OpenAI
Cloud embedding provider using the OpenAI Embeddings API. High quality, easy setup, widely adopted.
| Type | Cloud |
| Price | 🟡 Pay-per-use ($0.02/1M tokens) |
| Scale* | ~800k–8M LoC (depends on API tier) |
| Default model | text-embedding-3-small |
| Dimensions | 1536 |
| URL | platform.openai.com |
* Estimated lines of code for initial full indexing within 45 minutes. Incremental reindexing is fast. Scale depends on your OpenAI API tier (TPM limits).
Key Features​
- High embedding quality — state-of-the-art models
- Batch API — up to 2048 texts per request
- Flexible dimensions —
text-embedding-3-*models support custom dimension reduction - Built-in rate limiting — automatic retry with exponential backoff and Retry-After header support
- 8,191 tokens per input — handles large code chunks without truncation
- Familiar API — if you already have an OpenAI key, you're ready to go
Setup​
1. Get an API key​
Go to platform.openai.com/api-keys and create a new key.
2. Configure TeaRAGs​
export EMBEDDING_PROVIDER=openai
export OPENAI_API_KEY=sk-...
Configuration​
{
"mcpServers": {
"tea-rags": {
"command": "node",
"args": ["/path/to/tea-rags/build/index.js"],
"env": {
"EMBEDDING_PROVIDER": "openai",
"OPENAI_API_KEY": "sk-..."
}
}
}
}
QDRANT_URL is not needed — Qdrant is built-in and starts automatically. Add it only if using external Qdrant.
Optional variables:
| Variable | Description | Default |
|---|---|---|
EMBEDDING_MODEL | OpenAI model name | text-embedding-3-small |
EMBEDDING_DIMENSIONS | Vector dimensions (supports reduction) | 1536 (auto-detected) |
EMBEDDING_TUNE_BATCH_SIZE | Texts per embedding batch | 2048 |
EMBEDDING_TUNE_MAX_REQUESTS_PER_MINUTE | RPM limit for rate limiter | 3500 |
Available Models​
| Model | Dimensions | Price | Notes |
|---|---|---|---|
text-embedding-3-small | 1536 | $0.02/1M tokens | Default. Best price/quality ratio |
text-embedding-3-large | 3072 | $0.13/1M tokens | Highest quality |
text-embedding-ada-002 | 1536 | $0.10/1M tokens | Legacy, not recommended for new projects |
Dimension Reduction​
text-embedding-3-* models support reducing dimensions without retraining. Lower dimensions = smaller vectors, faster search, lower Qdrant storage:
EMBEDDING_MODEL=text-embedding-3-small
EMBEDDING_DIMENSIONS=512 # reduced from 1536
Rate Limits by Tier​
The throughput bottleneck for OpenAI is TPM (tokens per minute), not RPM. Each request can batch up to 2048 texts, so RPM is rarely the limit.

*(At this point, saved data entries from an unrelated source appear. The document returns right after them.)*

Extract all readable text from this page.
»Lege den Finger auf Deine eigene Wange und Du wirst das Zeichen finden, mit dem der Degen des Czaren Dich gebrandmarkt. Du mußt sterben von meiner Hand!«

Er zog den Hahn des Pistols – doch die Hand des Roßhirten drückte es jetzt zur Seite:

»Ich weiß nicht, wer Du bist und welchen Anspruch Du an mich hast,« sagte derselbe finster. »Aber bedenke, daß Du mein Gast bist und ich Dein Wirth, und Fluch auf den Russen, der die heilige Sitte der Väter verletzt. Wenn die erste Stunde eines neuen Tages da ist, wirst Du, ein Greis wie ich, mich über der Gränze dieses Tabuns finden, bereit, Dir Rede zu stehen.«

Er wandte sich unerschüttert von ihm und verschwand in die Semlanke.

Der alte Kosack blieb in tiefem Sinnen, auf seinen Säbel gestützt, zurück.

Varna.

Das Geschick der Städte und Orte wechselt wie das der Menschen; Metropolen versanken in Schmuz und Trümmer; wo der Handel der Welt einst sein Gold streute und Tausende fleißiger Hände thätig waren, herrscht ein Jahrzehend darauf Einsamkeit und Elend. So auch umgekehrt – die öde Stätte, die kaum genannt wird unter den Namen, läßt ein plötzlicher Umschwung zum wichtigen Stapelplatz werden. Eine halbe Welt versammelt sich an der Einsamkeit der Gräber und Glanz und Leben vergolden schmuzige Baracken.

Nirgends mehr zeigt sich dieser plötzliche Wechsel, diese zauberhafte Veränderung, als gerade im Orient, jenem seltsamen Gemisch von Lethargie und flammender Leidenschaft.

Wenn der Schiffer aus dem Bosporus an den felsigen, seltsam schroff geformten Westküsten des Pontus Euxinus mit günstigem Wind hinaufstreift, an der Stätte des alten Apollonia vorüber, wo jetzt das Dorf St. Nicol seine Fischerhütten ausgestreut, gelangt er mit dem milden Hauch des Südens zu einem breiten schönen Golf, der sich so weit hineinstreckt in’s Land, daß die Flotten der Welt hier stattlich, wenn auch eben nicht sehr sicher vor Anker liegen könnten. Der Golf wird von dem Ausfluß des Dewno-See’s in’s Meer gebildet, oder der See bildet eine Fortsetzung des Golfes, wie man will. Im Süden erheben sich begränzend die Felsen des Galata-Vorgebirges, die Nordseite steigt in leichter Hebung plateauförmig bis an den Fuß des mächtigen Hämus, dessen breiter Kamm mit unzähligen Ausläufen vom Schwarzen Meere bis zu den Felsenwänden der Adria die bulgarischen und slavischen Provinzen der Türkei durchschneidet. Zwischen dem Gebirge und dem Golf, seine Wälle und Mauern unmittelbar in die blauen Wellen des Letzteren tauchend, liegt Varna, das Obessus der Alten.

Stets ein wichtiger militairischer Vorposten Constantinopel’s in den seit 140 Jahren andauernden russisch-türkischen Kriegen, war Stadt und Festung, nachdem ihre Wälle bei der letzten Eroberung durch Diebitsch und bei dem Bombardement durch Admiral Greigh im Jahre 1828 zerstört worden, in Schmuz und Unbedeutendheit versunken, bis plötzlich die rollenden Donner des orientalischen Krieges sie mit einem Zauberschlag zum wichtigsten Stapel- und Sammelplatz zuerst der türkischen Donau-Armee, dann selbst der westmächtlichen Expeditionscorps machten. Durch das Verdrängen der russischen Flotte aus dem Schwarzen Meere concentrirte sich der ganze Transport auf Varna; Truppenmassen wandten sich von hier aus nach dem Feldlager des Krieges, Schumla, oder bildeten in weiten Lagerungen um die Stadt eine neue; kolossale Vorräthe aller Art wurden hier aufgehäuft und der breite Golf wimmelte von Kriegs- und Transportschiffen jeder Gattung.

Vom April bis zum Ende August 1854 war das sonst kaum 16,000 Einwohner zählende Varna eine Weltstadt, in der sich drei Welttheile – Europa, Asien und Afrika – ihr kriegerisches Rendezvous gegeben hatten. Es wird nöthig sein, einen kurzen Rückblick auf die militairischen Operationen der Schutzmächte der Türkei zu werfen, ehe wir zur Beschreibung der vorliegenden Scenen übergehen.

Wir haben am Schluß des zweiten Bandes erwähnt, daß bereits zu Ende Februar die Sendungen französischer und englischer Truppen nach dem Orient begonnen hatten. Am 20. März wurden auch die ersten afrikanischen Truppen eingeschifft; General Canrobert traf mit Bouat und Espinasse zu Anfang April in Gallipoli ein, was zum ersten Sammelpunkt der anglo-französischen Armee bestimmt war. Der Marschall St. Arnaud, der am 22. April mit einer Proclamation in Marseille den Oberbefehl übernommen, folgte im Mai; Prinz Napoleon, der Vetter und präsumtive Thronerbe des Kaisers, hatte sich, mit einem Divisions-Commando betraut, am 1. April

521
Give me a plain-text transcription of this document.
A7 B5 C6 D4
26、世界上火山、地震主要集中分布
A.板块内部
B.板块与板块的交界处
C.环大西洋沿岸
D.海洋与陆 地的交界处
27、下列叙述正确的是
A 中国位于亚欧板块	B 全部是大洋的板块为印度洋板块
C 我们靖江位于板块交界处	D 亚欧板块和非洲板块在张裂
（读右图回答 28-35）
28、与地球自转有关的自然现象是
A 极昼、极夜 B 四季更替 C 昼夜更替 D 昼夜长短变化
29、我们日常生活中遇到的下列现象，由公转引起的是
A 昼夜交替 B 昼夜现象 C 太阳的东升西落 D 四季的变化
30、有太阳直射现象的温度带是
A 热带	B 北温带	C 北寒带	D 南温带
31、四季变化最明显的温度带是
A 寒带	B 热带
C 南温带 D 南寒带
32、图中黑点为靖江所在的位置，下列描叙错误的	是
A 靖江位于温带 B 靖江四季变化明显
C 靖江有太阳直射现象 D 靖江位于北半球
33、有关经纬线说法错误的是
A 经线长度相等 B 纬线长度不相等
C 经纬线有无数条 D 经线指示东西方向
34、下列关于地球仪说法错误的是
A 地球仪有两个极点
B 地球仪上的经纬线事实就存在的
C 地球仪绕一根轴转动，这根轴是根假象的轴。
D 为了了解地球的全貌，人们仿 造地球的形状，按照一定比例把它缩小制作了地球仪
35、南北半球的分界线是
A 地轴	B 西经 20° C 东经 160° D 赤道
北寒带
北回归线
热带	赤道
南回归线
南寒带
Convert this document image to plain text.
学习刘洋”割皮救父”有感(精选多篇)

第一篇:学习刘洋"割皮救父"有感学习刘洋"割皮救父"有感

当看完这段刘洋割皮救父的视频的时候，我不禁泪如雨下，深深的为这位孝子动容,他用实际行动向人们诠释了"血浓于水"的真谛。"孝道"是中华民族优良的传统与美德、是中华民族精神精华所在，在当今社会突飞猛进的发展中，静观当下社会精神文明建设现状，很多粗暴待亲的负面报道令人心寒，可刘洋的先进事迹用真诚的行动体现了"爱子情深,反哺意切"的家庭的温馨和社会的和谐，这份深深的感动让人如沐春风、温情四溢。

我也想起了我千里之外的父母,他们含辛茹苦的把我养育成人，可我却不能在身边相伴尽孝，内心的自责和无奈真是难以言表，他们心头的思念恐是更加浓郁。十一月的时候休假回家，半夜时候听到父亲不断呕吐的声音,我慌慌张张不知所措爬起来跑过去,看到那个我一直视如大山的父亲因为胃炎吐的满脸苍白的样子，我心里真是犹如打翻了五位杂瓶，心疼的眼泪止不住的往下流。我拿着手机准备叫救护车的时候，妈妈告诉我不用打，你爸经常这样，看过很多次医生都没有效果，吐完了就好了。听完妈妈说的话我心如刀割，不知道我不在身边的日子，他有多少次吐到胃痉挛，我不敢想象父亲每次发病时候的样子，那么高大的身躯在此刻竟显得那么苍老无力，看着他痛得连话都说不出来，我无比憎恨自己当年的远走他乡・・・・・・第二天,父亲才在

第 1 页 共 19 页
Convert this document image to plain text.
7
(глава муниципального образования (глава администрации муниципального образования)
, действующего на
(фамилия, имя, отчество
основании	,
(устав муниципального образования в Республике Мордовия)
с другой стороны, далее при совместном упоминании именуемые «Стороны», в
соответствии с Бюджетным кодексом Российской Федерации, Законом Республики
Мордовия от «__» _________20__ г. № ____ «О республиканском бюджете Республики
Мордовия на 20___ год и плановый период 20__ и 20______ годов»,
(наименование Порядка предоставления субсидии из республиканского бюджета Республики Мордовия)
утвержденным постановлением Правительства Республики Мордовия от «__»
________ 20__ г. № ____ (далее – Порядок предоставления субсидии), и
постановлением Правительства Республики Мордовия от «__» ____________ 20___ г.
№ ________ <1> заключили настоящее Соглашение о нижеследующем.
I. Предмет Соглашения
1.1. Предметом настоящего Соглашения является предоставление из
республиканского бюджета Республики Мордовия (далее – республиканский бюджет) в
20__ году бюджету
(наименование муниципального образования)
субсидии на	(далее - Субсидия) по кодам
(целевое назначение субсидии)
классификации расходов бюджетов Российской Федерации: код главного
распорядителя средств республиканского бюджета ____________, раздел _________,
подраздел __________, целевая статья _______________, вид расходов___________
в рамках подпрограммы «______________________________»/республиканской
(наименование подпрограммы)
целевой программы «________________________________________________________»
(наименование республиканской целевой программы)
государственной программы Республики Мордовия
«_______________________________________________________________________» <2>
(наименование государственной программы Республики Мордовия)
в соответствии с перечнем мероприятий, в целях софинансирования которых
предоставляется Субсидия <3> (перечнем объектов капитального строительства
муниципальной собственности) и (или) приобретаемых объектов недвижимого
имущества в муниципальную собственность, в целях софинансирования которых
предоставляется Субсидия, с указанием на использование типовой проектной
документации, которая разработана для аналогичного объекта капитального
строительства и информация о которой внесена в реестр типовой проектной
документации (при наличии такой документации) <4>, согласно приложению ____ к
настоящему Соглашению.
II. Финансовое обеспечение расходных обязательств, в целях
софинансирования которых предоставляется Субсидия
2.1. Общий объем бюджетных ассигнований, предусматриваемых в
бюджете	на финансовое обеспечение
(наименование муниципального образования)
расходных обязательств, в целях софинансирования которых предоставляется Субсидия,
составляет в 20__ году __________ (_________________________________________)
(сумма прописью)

| Tier | Min. spend to unlock | RPM | TPM | Scale in 45 min* |
|---|---|---|---|---|
| Free | — | 500 | 150k | ~120k LoC |
| Tier 1 | $5 | 500 | 1M | ~800k LoC |
| Tier 2 | $50 | 500 | 1M | ~800k LoC |
| Tier 3 | $100 | 5,000 | 5M | ~3.9M LoC |
| Tier 4 | $250 | 5,000 | 5M | ~3.9M LoC |
| Tier 5 | $1,000 | 10,000 | 10M | ~7.8M LoC |
* Based on average code chunk of ~625 tokens.